# What Color is My Rat?



## SilvulenJordan (Feb 13, 2017)

His name is Mozes and I was just wondering if he is black or chocolate, and if he is silvered or not. Also, is he a variberk or??? Much appreciated.


----------



## Rattielover965 (Apr 26, 2016)

He looks black


----------



## SilvulenJordan (Feb 13, 2017)

I asked a lot of questions lol oops and thanks


----------



## Fu-Inle (Jan 22, 2015)

He looks like plain old back to me.


----------



## Coffeebean (Jan 6, 2017)

Black Berk

I always heard of variberk having headspots or something like that.

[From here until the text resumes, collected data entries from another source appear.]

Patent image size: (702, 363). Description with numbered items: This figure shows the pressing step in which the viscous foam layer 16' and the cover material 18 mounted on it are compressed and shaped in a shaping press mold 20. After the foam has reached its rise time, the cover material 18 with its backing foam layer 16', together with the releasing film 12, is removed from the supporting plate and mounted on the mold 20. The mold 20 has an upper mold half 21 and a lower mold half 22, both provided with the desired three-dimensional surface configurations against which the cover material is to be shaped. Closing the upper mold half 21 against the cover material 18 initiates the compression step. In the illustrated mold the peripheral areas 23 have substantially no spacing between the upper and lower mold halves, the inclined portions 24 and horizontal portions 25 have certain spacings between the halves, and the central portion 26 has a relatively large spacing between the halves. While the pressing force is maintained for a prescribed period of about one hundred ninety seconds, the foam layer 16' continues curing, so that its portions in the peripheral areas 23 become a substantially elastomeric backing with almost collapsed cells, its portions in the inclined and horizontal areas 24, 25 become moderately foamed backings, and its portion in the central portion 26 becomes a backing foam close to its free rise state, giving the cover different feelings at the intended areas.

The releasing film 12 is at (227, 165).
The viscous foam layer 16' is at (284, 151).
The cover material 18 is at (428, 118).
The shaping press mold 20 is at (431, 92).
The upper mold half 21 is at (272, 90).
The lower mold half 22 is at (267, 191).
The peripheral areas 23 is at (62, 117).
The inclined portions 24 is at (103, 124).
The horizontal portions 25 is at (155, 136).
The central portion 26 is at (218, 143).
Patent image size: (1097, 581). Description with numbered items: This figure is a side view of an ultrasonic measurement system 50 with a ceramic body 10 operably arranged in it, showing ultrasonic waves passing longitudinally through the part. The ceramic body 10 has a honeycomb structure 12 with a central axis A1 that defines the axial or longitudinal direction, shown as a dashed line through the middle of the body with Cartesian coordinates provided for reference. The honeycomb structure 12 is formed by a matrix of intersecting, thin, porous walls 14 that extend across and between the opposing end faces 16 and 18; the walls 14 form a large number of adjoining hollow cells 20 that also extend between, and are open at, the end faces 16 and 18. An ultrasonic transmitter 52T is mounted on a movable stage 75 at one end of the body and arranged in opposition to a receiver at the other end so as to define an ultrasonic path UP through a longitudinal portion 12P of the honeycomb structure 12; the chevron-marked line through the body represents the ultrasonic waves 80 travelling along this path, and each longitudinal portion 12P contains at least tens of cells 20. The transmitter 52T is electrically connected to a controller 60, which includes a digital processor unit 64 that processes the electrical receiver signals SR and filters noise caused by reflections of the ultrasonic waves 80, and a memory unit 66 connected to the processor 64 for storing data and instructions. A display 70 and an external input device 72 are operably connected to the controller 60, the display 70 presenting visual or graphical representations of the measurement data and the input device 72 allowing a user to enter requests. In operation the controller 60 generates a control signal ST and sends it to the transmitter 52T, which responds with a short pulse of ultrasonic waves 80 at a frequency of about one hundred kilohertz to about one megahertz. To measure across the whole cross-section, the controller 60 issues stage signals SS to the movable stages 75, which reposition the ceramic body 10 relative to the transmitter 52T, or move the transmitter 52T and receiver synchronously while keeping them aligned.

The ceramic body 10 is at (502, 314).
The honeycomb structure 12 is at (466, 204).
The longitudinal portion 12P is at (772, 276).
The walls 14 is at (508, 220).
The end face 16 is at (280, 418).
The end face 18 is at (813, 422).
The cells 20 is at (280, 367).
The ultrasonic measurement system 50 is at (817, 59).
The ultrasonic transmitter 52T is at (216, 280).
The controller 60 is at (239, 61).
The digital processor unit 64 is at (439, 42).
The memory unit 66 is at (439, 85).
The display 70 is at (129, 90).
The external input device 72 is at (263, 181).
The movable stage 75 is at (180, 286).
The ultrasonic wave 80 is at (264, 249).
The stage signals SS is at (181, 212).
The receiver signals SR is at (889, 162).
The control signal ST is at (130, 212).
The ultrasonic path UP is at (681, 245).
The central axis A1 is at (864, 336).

But he probably does have enough splashing on the sides that you could consider him a variberk...


----------



## PastelRat (Jul 28, 2016)

I'd say black, and he does look a bit like varibeck. I don't think he is silvered, however.


----------



## SilvulenJordan (Feb 13, 2017)

Here are some more aerial views. Thank you guys for responding!!


----------



## Fu-Inle (Jan 22, 2015)

Hard to say, he doesn't look very varigated to me. I have a variberk.


----------



## Grotesque (Mar 19, 2014)

I'm going to say black berkshire.


----------



## SilvulenJordan (Feb 13, 2017)

The common response is that I have a black berkshire. Thank you guys!!!


----------